Pacificsun Coraline 6 months ago
OMG. That's the auto header but they could've rewritten the script to say "there's a slight connection between a show that you once expressed interest in, referenced in a current Post featured on the MeTV site under the title of 9 classic TV stars living into their nineties." I'll send that memo on to the MeTV Staff.

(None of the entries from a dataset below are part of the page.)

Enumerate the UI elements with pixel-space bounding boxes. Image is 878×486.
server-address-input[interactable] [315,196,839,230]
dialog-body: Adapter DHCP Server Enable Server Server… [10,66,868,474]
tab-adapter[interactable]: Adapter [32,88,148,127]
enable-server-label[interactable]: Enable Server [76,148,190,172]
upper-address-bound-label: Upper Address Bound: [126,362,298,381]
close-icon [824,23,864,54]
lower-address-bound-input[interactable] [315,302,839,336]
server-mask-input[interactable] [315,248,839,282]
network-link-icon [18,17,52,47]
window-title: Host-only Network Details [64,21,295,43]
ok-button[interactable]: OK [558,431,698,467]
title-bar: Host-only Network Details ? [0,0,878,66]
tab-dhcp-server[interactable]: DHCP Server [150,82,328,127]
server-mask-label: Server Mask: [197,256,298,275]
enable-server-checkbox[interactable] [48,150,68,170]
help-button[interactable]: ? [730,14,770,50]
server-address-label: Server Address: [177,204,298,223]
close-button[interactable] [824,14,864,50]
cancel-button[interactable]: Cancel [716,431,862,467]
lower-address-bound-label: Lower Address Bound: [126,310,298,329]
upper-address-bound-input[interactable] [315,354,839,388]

harlow1313 SeenEnough 6 months ago
SeenEnough - Additionally, I would encourage you to cease using words like "libtards."
moax429 RedSamRackham 6 months ago
"Back to the Beach" was released *theatrically.* It *wasn't* made for TV.
harlow1313 6 months ago
As Maude indicates in my favorite motion picture, "Harold and Maude," her firm belief is that eighty is the right age to die.

I concur. With any luck, I will hit eighty, flicker a few times, then go out like a light bulb.
MaryMitch harlow1313 6 months ago
You might feel differently when you hit 79.
harlow1313 MaryMitch 6 months ago
As Chief Crazy Horse reportedly said (or didn't say, depending on your sources), "Today is a good day to die."
cperrynaples 6 months ago
Can't believe you didn't include Orson Bean, who was 91 when he died earlier this year!
Pacificsun 6 months ago
We used to do a Disqus Channel called the Fan Club Cafe. One of our writers (John) did a Post on 100 still living actors in their 80 years or older! So am not surprised to read the one above.

And I just saw an interview with Betty White (98) appearing in a check-stand style magazine, about the secrets to long-life. It's very cute.
cperrynaples Pacificsun 6 months ago
Yes, and let's not forget Dick Van Dyke, Carl Reiner and Norman Lloyd, who produced and acted on Alfred Hitchcock Presents!
Utzaake cperrynaples 6 months ago
At age 105, Norman Lloyd is a Superhero!